GBHI Team Receive Multiple Awards for Driving Progress in Dementia Prevention and Care

Atlantic Fellows at GBHI are impacting dementia prevention in many different ways. The fellows are from diverse backgrounds, both in terms of geographical region and academic/ professional focus and a number of them have recently received awards for their brilliant research and professional work.

Jane Bentley is an Atlantic Fellow at GBHI based at Trinity College Dublin. She has been awarded a grant by the Health and Social Care Alliance in Scotland. Jane has developed a group-based musical interaction program which she has created with people with long-term mental health conditions, including dementia. With the 'Rhythms for Life' program she will now develop a training resource, and pilot the formation of two new groups over the next 18 months. Watch this space!

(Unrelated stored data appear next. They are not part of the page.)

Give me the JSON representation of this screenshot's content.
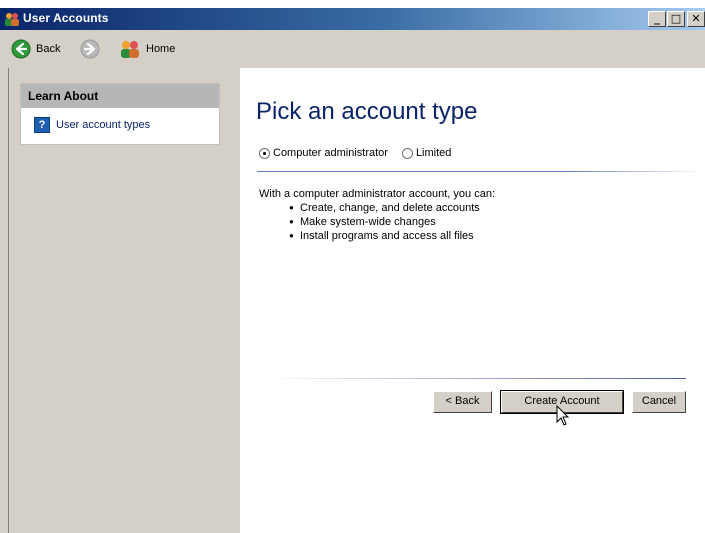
{
  "window": {
    "title": "User Accounts"
  },
  "nav": {
    "back_label": "Back",
    "home_label": "Home"
  },
  "sidebar": {
    "header": "Learn About",
    "links": [
      {
        "label": "User account types"
      }
    ]
  },
  "main": {
    "title": "Pick an account type",
    "radio_options": [
      {
        "label": "Computer administrator",
        "checked": true
      },
      {
        "label": "Limited",
        "checked": false
      }
    ],
    "description": "With a computer administrator account, you can:",
    "bullets": [
      "Create, change, and delete accounts",
      "Make system-wide changes",
      "Install programs and access all files"
    ],
    "buttons": {
      "back": "< Back",
      "create": "Create Account",
      "cancel": "Cancel"
    }
  },
  "colors": {
    "title_bar": "#0a246a",
    "page_title": "#0a246a",
    "panel": "#d4d0c8"
  }
}
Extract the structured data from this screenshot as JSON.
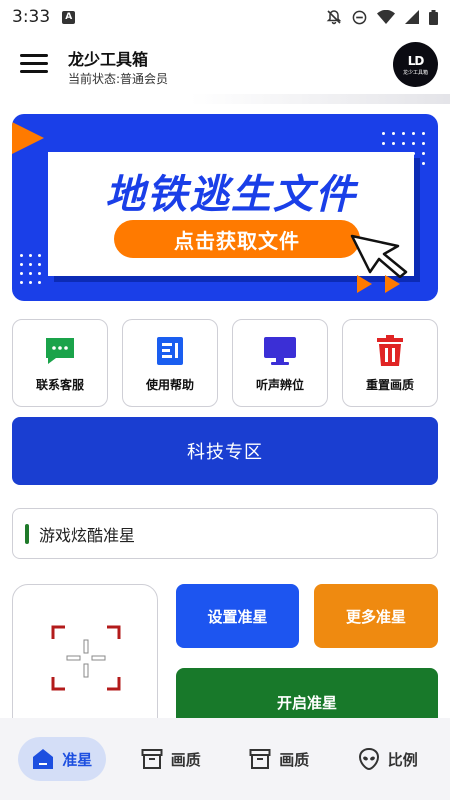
{
  "status_bar": {
    "time": "3:33",
    "notification_badge": "A",
    "icons": [
      "notifications-off-icon",
      "do-not-disturb-icon",
      "wifi-icon",
      "signal-icon",
      "battery-icon"
    ]
  },
  "header": {
    "title": "龙少工具箱",
    "status": "当前状态:普通会员",
    "avatar_logo": "LD",
    "avatar_caption": "龙少工具箱"
  },
  "banner": {
    "headline": "地铁逃生文件",
    "cta": "点击获取文件"
  },
  "tiles": [
    {
      "label": "联系客服",
      "icon": "chat-icon",
      "color": "#1aa34a"
    },
    {
      "label": "使用帮助",
      "icon": "document-icon",
      "color": "#1a5ef0"
    },
    {
      "label": "听声辨位",
      "icon": "monitor-icon",
      "color": "#3b2fd6"
    },
    {
      "label": "重置画质",
      "icon": "trash-icon",
      "color": "#e02424"
    }
  ],
  "tech_zone": "科技专区",
  "game_label": "游戏炫酷准星",
  "buttons": {
    "set_crosshair": "设置准星",
    "more_crosshair": "更多准星",
    "open_crosshair": "开启准星"
  },
  "bottom_nav": [
    {
      "label": "准星",
      "icon": "home-icon",
      "active": true
    },
    {
      "label": "画质",
      "icon": "archive-icon",
      "active": false
    },
    {
      "label": "画质",
      "icon": "archive-icon",
      "active": false
    },
    {
      "label": "比例",
      "icon": "alien-icon",
      "active": false
    }
  ],
  "colors": {
    "primary_blue": "#1a3ed1",
    "accent_orange": "#ef8a10",
    "accent_green": "#18792a",
    "crosshair_red": "#b31b1b"
  }
}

Lorna Roe is also an Atlantic Fellow at GBHI based at Trinity College Dublin. Before her PhD she was a Social Policy Officer, representing the interests of older people in the Irish policy making process. Lorna has been awarded the HRB Applying Research into Policy & Practice Postdoctoral Fellowships 2018 which will allow her to build on her PhD and examine frailty and cognitive impairment as drivers of disability, healthcare use and costs, and implications for caregivers.

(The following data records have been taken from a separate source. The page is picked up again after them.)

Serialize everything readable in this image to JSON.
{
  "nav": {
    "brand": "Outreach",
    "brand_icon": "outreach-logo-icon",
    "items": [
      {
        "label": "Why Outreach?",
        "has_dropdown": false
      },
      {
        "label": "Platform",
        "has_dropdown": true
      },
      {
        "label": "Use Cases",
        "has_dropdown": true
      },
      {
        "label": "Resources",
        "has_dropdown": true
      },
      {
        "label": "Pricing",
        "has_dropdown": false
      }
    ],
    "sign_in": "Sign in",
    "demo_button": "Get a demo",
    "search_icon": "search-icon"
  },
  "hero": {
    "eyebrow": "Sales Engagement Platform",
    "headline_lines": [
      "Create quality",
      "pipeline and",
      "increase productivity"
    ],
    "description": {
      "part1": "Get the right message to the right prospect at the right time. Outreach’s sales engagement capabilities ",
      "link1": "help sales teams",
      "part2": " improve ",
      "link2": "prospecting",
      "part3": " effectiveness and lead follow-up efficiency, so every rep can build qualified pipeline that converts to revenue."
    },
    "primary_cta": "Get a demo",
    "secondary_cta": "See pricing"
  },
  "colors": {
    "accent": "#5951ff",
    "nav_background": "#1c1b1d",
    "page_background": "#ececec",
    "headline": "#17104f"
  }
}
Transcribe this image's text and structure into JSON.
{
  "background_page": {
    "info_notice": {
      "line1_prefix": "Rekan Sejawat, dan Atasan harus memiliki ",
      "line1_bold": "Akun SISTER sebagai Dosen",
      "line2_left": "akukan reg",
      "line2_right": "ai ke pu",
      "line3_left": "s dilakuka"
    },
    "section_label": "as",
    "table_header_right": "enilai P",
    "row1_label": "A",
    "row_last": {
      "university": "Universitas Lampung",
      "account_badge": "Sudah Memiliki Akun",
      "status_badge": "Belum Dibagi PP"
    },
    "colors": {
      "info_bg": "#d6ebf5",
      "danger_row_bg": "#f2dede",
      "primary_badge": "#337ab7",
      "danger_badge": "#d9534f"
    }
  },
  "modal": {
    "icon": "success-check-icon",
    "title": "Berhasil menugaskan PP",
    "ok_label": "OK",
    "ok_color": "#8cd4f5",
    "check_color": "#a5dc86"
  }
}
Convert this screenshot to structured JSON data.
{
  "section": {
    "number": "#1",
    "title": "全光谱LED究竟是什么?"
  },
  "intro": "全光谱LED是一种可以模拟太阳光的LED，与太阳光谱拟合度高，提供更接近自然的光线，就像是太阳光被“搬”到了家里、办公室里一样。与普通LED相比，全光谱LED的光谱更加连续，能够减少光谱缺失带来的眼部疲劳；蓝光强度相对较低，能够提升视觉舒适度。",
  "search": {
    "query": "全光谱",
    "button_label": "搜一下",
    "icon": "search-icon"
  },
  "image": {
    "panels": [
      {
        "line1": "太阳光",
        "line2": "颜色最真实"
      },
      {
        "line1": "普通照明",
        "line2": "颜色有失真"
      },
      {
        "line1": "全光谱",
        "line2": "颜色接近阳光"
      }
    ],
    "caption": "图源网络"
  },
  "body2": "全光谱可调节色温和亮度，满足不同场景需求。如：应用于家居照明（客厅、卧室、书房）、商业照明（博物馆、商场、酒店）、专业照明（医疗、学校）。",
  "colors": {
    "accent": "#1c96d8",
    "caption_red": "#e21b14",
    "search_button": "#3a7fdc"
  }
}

As well as current Atlantic Fellows at GBHI, the Atlantic Senior Fellows (alumni) are continuing to drive change following their graduation from the fellowship program.

Liz Dzeng is an assistant professor at the University of California, San Francisco (UCSF) and an Atlantic Senior Fellow. She has been awarded NIH National Institute of Aging GEMSSTAR grant. Her project is titled "Identifying contributing factors to burdensome ICU treatments in older adults with Alzheimer's disease and related dementias in the United States and United Kingdom".

Atlantic Senior Fellows Elisa Resende and Jorge Llibre were each funded by the World Federation of Neurology for $25K each. Elisa’s funding will expand her GBHI pilot project, allowing her to enroll twice as many participants to understand if late-life literacy training impacts dementia risk. Jorge’s project will augment work done by his father to have teams in every province in Cuba to address dementia. It will add to Ana Rodriguez’s work using tablet based cognitive assessments across all provinces and the Conversations with Caregivers films GBHI are creating with The Cuba Platform to provide tools for everyone in Cuba with a dementia diagnosis.

Ioannis Tarnanas is a neuroscientist and was among the first cohort of Atlantic Fellows at GBHI. His company, Altoida recently won the prestigious EIT Innovators Award for their Alzheimer’s disease Prediction Service. Altoida Medical Device is a tool to screen and monitor cognitive outcomes. It supports neurologists to classify patients healthy, at risk, and with Mild Cognitive Impairment. The service is one of the first validated solutions able to predict risk of Alzheimer’s for people over 50. This award was presented to Ioannis as recognition that he is a promising entrepreneur and innovator in Europe and that he has developed a high-impact product for a sustainable future. A video interview with Ioannis is available here.

As leaders of leaders, GBHI directors have also recently been recognized for their work. Victor Valcour, GBHI Executive Director, geriatrician at the Memory and Aging Center at UCSF and professor of geriatric medicine in neurology, has been awarded the 2018 UCSF Best Research Mentor Award for his work in the Division of Geriatric Medicine. Ian Robertson, GBHI Co-Director was recently elected to the Academia Europaea.

The actions of Atlantic Fellows at GBHI, Atlantic Senior Fellows and Faculty are working towards the GBHI mission to reduce the scale and impact of dementia around the world and we congratulate them on these awards which demonstrate the impact and reach they are having in many different regions of the world.